Monday, May 31, 2010

Summertime.

...And the living is easy. Or so the song goes.

I guess it's true, though. I spend my days, 8 to 3, sitting in an office with a computer and telephone. Most of the time is spent on Facebook or playing pointless games or catching up on all that reading lost over freshman year. Plus, the weekly paycheck is not a bad reminder that things could be much worse.

I'm also taking the time to really try and figure out what I want to do with life. I entered college determined to be the 5% that never changes their mind about what they want to do. Entering with two majors in English and Secondary Education was the first step in my goal of becoming a high school English teacher. I had loved reading since a young age and wanted to share that with future generations. It all changed over the summer between senior high school year and move-in day of freshman year.

I spent the summer watching every episode of Law and Order: Special Victims Unit. I had never really been into the crime genre until reading a series of books dealing with it and became hooked. Knowing that my weight, which is less-than-ideal for most people, would prohibit me from taking the Police Academy test and passing, I focused on the other half of the title, the 'order' part of things. Alex Cabot become my goal. I wanted to fight for the proverbial "good guys" with my perfectly groomed blonde hair and impeciable lawyer fashion. While I lack the blonde locks from my childhood and haven't quite gotten my skirts and tailored jackets together, the prosecutors are still what I aim to become.

And before anyone points out that life as an assistant district attorney is nothing like what is portrayed on television, I realized that a while ago from simply researching.

Instead of looking for good schools to get a Masters in English, I've been researching law schools.

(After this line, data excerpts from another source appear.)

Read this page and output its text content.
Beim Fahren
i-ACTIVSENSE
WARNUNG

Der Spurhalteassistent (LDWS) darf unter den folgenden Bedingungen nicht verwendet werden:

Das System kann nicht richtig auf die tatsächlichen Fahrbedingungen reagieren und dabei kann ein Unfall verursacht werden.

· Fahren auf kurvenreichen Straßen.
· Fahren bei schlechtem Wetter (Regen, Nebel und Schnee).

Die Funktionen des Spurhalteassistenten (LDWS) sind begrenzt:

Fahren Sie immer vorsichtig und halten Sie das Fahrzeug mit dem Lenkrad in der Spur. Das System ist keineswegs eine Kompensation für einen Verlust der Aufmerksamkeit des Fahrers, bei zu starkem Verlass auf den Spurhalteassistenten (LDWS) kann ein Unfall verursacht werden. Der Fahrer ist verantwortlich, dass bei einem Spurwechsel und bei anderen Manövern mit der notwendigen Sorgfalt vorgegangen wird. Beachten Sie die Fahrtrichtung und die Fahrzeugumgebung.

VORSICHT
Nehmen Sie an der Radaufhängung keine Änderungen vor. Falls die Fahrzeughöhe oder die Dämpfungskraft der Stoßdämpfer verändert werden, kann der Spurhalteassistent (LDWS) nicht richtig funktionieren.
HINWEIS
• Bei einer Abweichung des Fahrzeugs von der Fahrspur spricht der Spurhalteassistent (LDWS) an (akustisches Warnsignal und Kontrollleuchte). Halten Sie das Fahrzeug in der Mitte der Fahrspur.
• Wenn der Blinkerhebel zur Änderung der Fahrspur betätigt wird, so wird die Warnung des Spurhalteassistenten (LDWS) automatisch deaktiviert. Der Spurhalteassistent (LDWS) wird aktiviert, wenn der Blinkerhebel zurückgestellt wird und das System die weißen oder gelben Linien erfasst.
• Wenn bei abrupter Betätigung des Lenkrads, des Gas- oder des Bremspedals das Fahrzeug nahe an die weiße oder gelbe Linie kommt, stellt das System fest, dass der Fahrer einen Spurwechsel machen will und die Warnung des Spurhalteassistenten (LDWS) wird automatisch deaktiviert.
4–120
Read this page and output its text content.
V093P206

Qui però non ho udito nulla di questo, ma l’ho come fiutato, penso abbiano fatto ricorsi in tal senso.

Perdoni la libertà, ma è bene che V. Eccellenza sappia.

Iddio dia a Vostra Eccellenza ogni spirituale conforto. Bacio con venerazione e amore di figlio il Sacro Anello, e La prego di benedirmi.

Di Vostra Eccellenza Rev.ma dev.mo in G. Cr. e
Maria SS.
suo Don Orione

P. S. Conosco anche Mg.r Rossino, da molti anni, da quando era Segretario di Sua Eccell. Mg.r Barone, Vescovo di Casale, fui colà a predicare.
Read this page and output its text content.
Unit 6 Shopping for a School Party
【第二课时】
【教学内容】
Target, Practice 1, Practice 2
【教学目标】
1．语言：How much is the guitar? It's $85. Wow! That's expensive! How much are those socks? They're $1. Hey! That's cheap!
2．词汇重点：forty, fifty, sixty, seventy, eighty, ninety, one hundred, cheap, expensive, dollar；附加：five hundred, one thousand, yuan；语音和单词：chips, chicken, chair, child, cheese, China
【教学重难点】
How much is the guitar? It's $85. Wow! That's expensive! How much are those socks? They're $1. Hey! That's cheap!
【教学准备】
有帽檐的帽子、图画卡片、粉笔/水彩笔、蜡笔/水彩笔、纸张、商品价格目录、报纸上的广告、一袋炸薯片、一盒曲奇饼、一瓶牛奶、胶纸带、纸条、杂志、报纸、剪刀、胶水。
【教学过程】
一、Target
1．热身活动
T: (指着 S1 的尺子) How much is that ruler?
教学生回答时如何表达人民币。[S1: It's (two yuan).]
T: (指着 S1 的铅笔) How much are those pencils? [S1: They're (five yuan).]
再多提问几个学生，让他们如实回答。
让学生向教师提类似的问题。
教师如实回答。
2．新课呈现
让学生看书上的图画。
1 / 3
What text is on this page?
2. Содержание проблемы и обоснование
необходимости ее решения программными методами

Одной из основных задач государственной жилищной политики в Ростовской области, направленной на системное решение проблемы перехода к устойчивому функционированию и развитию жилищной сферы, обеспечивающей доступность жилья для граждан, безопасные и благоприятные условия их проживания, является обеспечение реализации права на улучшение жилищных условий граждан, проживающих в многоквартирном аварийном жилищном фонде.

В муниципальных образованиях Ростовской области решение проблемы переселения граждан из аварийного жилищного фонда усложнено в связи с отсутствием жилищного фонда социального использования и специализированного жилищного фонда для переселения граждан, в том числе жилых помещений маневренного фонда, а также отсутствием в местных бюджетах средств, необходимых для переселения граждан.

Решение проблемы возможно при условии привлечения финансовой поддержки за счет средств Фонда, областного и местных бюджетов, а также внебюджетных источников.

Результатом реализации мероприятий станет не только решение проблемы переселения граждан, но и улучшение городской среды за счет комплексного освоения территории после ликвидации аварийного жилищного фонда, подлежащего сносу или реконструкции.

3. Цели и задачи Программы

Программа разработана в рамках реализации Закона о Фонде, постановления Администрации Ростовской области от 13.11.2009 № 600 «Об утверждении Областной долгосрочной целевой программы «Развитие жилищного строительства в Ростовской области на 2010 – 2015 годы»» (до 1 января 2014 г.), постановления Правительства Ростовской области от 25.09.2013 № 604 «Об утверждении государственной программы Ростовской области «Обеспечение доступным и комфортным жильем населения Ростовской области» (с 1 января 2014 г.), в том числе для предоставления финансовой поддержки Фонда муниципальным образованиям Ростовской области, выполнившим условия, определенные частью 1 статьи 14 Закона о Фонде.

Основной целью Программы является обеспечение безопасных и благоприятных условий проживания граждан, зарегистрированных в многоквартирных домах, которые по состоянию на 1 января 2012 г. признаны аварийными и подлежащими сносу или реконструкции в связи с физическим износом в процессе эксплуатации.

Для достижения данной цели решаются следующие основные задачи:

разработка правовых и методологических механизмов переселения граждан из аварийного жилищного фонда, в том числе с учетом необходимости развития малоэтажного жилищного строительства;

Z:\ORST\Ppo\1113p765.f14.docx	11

Instead of reading up on the Classics that every good English major should know inside and out, I thumb through "Criminal Law in a Nutshell."

The hardest part is trying to convince my family that I am serious about considering law school. Every time my sister catches me looking into New York Law School or NYU, she has to comment that it won't matter, that I'm going to be an English teacher, not a lawyer. My mother found out when she joined Facebook and saw that, in my profile, I had said I was considering becoming a prosecutor. Somehow, I get the feeling that they don't think I can do it or that I'm blindly following a friend who is also planning on going into law. I wish I could tell them I'm not. I feel a genuine passion for this and even though I still plan on double majoring in both English (which I've heard is a good undergrad degree to start law school with) and Secondary Education (a fall back if anything else), I have added the minors of Political Science and Writing and Rhetoric and I'm currently toying with the idea of a third minor in Communications.

I've been looking for internships for my junior or senior year. Most of them are through the Washington Center in D.C. There's placements in NCIS, the US Marshal Service, the Department of Justice, and the Attorney General's office. When I bring these up with my mother, she seems skeptical about their significance to education and how it would help me become a better teacher. It's as if she doesn't think I am serious about all this when I really want to scream it from the mountaintop that this is the course I want to take in life. I just don't understand why some people are so unsupportive of my goal in life, as uncertain and unlike the person they know it is. Yes, I started as a high school English teacher, but things have changed and what I really want to spend my life doing is standing in front of twelve jurors and argue my case.